5.Bölüm❇

80 9 0
                                    

( MULTİMEDİADAKİ ZENA.BU ARADA ARKADAŞLAR MÜZİK İLE DİNLEYİN)



İnsanlar deli gibi dans ediyorlardı , müzik sanki bir uyuşturucuymuş gibi yerlerinde durmuyorlardı bilinçsiz bir şekilde istedikleri gibi hareket ediyorlardı buda onların kafa dağıtma yoluydu .
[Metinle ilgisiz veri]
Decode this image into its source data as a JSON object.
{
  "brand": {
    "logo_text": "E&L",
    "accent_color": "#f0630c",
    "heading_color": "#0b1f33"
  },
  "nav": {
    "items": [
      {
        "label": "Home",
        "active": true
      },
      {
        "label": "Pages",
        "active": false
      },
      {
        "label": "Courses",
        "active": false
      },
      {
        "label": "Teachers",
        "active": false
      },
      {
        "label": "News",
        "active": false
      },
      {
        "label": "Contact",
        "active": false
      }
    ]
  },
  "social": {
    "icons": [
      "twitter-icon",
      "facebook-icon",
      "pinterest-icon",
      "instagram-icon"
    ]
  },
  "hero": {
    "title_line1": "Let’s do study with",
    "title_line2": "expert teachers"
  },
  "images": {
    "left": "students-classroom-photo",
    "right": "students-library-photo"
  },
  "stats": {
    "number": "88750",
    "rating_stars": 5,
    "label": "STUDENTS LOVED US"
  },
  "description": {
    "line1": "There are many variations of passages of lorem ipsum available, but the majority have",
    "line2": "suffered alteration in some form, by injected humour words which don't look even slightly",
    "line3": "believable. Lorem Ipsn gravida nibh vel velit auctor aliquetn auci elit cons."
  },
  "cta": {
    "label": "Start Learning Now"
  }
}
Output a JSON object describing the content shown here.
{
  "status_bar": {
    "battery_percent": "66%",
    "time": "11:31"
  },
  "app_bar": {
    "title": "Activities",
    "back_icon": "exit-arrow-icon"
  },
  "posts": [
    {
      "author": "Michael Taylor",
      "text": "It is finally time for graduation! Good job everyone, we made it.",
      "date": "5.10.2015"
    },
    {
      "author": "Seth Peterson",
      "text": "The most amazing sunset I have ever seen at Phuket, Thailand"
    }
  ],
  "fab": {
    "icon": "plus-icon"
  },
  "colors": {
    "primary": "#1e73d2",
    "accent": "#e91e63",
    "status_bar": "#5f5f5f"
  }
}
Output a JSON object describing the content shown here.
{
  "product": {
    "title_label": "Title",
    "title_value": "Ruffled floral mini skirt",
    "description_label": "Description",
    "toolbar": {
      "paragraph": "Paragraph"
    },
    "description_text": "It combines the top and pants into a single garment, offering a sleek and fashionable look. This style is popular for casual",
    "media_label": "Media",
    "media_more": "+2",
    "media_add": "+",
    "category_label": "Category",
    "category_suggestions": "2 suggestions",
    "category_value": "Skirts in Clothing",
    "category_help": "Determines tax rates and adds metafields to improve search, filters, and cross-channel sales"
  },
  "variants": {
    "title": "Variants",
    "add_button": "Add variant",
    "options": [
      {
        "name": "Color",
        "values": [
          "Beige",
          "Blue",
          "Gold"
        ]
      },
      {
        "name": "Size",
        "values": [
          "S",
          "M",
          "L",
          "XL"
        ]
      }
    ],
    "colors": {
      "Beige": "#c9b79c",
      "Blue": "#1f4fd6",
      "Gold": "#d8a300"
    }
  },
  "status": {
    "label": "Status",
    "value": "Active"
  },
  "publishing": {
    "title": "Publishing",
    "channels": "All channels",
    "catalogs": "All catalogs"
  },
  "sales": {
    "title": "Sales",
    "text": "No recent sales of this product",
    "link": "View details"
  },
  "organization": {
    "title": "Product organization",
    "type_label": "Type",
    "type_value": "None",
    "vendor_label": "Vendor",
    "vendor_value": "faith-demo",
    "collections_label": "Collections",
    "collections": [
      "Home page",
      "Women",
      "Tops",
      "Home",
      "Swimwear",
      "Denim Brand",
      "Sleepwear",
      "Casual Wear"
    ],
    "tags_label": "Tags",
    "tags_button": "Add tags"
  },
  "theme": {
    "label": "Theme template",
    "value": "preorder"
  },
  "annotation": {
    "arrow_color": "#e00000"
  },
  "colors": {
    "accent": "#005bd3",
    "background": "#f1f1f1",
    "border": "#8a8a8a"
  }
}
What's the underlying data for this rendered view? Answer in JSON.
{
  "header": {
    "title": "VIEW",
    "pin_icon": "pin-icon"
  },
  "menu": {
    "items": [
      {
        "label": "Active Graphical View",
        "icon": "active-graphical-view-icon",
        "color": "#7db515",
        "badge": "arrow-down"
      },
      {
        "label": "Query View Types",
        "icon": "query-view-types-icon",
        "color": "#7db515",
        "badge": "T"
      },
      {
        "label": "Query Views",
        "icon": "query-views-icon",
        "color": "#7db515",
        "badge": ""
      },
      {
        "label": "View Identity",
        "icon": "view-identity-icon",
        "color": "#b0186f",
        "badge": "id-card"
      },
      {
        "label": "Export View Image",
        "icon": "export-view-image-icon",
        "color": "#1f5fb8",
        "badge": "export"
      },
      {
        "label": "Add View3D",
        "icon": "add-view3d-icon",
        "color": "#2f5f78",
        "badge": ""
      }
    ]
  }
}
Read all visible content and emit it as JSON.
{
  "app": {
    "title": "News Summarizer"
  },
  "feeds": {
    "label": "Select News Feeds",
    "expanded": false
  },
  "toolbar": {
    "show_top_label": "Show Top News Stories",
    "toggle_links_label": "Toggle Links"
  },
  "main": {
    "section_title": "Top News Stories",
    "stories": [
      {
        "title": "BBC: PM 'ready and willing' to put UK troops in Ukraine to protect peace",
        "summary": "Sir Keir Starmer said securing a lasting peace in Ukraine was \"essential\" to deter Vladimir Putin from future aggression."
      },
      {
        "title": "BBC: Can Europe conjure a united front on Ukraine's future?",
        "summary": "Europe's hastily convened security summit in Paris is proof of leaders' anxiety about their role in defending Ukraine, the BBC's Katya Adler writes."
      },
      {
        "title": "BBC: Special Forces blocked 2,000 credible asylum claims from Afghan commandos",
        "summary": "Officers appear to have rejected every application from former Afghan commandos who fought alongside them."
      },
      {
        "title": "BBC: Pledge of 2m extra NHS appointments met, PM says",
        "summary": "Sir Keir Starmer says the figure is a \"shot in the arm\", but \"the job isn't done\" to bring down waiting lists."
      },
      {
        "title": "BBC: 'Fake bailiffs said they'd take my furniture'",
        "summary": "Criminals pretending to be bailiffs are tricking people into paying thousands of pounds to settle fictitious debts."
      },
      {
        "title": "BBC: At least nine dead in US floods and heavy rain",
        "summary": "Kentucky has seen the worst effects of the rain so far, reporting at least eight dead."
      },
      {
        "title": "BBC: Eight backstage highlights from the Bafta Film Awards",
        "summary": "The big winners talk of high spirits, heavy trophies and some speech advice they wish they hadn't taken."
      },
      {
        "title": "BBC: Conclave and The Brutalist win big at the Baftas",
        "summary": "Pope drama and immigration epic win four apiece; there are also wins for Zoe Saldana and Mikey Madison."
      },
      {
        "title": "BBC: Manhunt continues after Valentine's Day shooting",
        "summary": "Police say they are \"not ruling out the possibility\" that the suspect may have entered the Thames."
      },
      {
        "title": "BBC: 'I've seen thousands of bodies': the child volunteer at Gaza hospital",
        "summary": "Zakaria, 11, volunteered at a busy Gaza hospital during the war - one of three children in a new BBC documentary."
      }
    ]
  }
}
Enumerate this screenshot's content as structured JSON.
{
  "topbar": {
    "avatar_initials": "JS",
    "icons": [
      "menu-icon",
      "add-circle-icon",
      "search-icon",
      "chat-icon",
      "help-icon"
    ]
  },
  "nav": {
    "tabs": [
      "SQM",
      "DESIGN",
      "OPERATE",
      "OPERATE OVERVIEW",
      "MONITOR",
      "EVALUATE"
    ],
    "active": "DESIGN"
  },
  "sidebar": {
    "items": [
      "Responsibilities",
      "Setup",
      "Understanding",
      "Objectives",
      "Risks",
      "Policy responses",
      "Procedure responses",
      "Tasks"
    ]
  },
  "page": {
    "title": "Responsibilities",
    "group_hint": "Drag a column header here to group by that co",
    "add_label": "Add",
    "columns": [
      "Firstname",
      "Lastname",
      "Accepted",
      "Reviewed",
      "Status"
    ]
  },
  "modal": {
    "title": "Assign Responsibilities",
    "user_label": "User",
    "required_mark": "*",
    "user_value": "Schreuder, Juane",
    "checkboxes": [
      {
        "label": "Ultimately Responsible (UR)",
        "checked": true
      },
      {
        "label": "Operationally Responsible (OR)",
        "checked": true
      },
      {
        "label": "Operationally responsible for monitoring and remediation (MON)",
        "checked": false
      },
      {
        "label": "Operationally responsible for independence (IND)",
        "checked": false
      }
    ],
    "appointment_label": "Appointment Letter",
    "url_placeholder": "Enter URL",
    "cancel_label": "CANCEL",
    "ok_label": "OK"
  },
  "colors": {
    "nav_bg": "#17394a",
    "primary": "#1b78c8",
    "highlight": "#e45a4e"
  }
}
Tepeden dökülen neon boyalar etraflarını sararken ben köşede durmuş biramdan yudumluyordum , Amy ise beni buraya getirmişti çünkü 2 gün önce yaşadığım olay yüzünden iki gün gene eski uyuşuk halime bürüneceğimi sanıyordu , ama bu beni daha da meraklandırıyor biraz olsun unutmamı sağlıyordu , onu çok görmek istiyordum söylediği sözler iki günden beri aklımdan çıkamamıştı nedenini bende bilmiyordum ama bana ilk gördüğüm anda tanıdık gelmişti , gözleri buz gibi bakarken suratındaki korku gözlerindeki endişe hala aklımda oynaşıyordu o çığlığı atan kişiyi kurtarabilmişmiydi 

Kafamı dağıtmak için beni buraya getirmişti benimde kafamın dağılması gerekiyordu ki şu an bunun için uygun bir zamandı tüm olanlardan,  üzüntüden sonra birazcık olsa bile mutluluğu hak ediyordum.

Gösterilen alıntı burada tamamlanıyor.